A middle-aged woman reflects on the past and remembers her girlfriends from her teenage days.
That once again they all sat crowded,
On the wooden bench at their old high school,
That creaked slightly when they shifted weights.
Six eager, happy, youthful faces in neat oily braids and stiff starched uniforms,
With sparks in their eyes and bounces in their steps,
Their faces grimy and glistening in the sultry heat of the summer afternoon.
The tall, dark, and serious looking physics professor,
Focused on transferring Bernoulli’s theorem
From his sheaf of handwritten notes, antediluvian like cave paintings,
To the blackboard, through bold screeching strokes of chalk,
Kept glancing nervously at them;
Bemused with their out-of-turn, synchronized laugher,
Oblivious that it wasn’t derision that was making them laugh,
But the natural mirth and blithe of youth.
After school they raced their bicycles to go find road-side snacks,
The unhealthy kind that their mothers didn’t need to know about;
Brightly colored popsicles that emerged with cold smoke from iceboxes on push-carts,
Vegetable fritters that swam up in hot blackish oil that had been reheated many times,
The marketplace walls chock-a-block with crude renditions of the hammer and sickle.
They bounced effortlessly, both in harmony and in passionate arguments,
From Edgar Allen Poe, to Torricelli, to Gavaskar, to Sunny Deol,
Their excited chatter blending in the mundane chaos around them,
While the tropical afternoon heat melted tar on the streets,
And the steel plant in the background spewed thick black smoke in the air.
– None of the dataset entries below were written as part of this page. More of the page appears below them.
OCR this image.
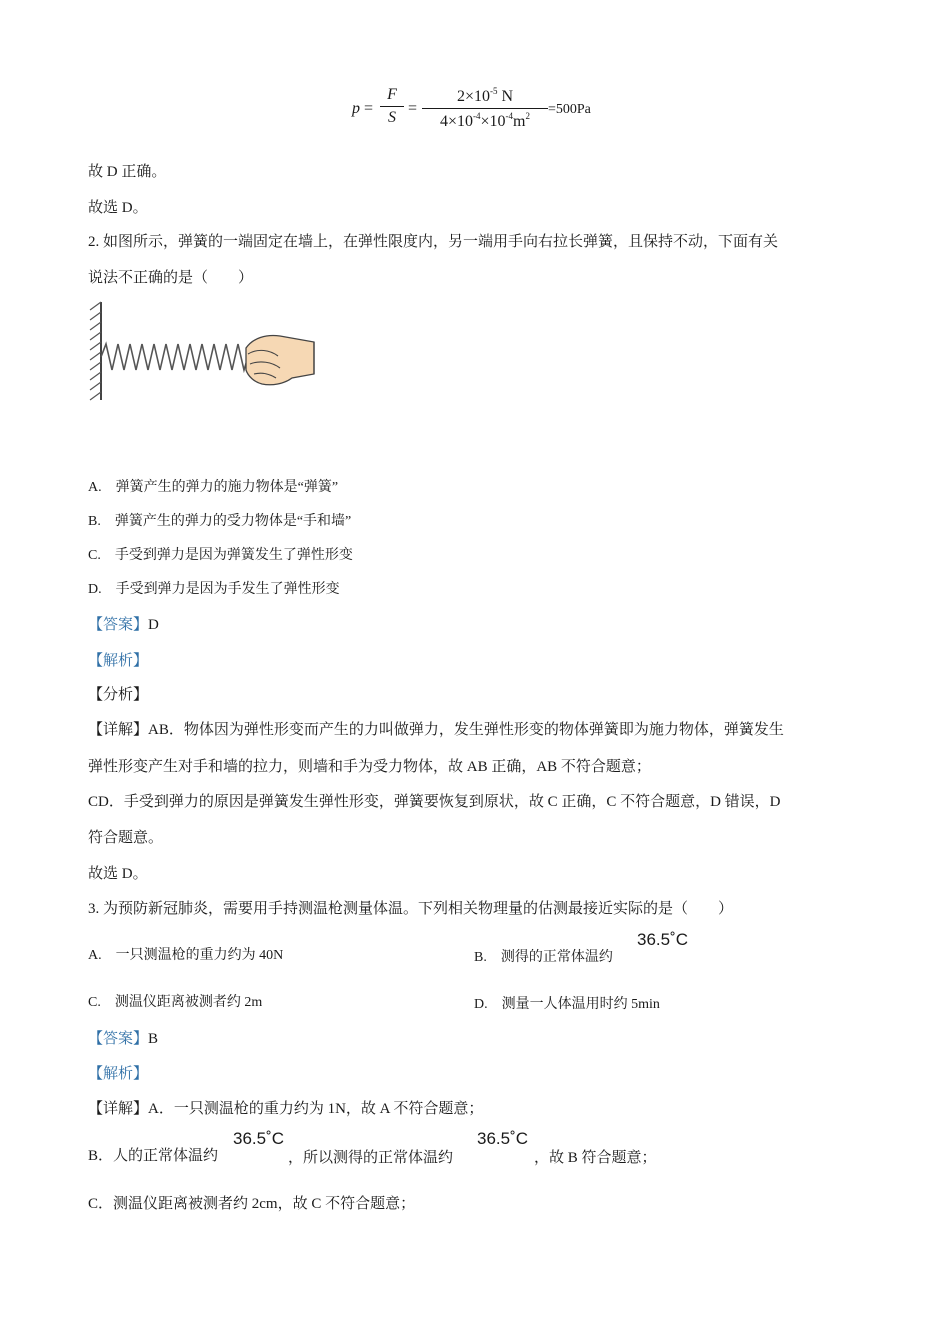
$p = \frac{F}{S} = \frac{2\times 10^{-5} N}{4\times 10^{-4}\times 10^{-4}m^2} =500Pa$
故 D 正确。
故选 D。
2. 如图所示，弹簧的一端固定在墙上，在弹性限度内，另一端用手向右拉长弹簧，且保持不动，下面有关
说法不正确的是（　　）
A.　弹簧产生的弹力的施力物体是“弹簧”
B.　弹簧产生的弹力的受力物体是“手和墙”
C.　手受到弹力是因为弹簧发生了弹性形变
D.　手受到弹力是因为手发生了弹性形变
【答案】D
【解析】
【分析】
【详解】AB．物体因为弹性形变而产生的力叫做弹力，发生弹性形变的物体弹簧即为施力物体，弹簧发生
弹性形变产生对手和墙的拉力，则墙和手为受力物体，故 AB 正确，AB 不符合题意；
CD．手受到弹力的原因是弹簧发生弹性形变，弹簧要恢复到原状，故 C 正确，C 不符合题意，D 错误，D
符合题意。
故选 D。
3. 为预防新冠肺炎，需要用手持测温枪测量体温。下列相关物理量的估测最接近实际的是（　　）
A.　一只测温枪的重力约为 40N	B.　测得的正常体温约
36.5˚C
C.　测温仪距离被测者约 2m	D.　测量一人体温用时约 5min
【答案】B
【解析】
【详解】A．一只测温枪的重力约为 1N，故 A 不符合题意；
B．人的正常体温约
36.5˚C
，所以测得的正常体温约
36.5˚C
，故 B 符合题意；
C．测温仪距离被测者约 2cm，故 C 不符合题意；
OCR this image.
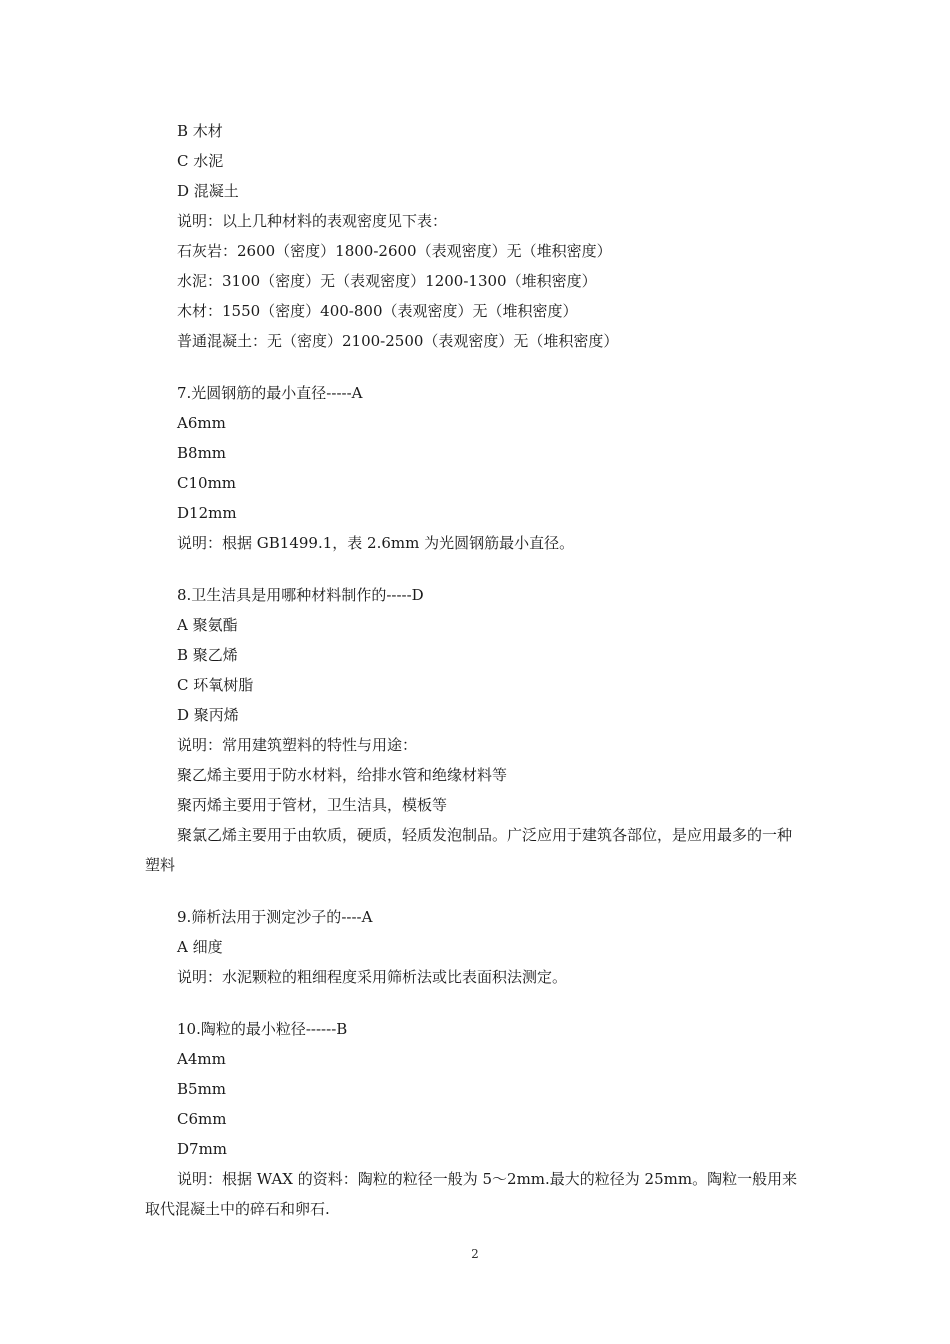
B 木材
C 水泥
D 混凝土
说明：以上几种材料的表观密度见下表：
石灰岩：2600（密度）1800-2600（表观密度）无（堆积密度）
水泥：3100（密度）无（表观密度）1200-1300（堆积密度）
木材：1550（密度）400-800（表观密度）无（堆积密度）
普通混凝土：无（密度）2100-2500（表观密度）无（堆积密度）
7.光圆钢筋的最小直径-----A
A6mm
B8mm
C10mm
D12mm
说明：根据 GB1499.1，表 2.6mm 为光圆钢筋最小直径。
8.卫生洁具是用哪种材料制作的-----D
A 聚氨酯
B 聚乙烯
C 环氧树脂
D 聚丙烯
说明：常用建筑塑料的特性与用途：
聚乙烯主要用于防水材料，给排水管和绝缘材料等
聚丙烯主要用于管材，卫生洁具，模板等
聚氯乙烯主要用于由软质，硬质，轻质发泡制品。广泛应用于建筑各部位，是应用最多的一种塑料
9.筛析法用于测定沙子的----A
A 细度
说明：水泥颗粒的粗细程度采用筛析法或比表面积法测定。
10.陶粒的最小粒径------B
A4mm
B5mm
C6mm
D7mm
说明：根据 WAX 的资料：陶粒的粒径一般为 5～2mm.最大的粒径为 25mm。陶粒一般用来取代混凝土中的碎石和卵石.
2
Her dream ended eventually, like all dreams do,
And she is back to her air-conditioned, pristine, well-manicured life.
But the images of the ordinary girls from an ordinary small town,
Resplendent in their youth,
Secure and content in their amazingly deep friendship,
Persists;
And she feels a mad tug in her heart,
To run back to her dream,
To touch her friends, hear their voices,
To hold hands together once again, in a tight clasp.
Teenage has long gone by- the girlfriends are officially middle-aged now;
Their children now sit on ergonomic chairs in their modular classrooms,
Surrounded by their own close friends.
It was time to make room for the new, and they did,
But somehow a lump forms in her throat,
And she wants her dream to return, again and again.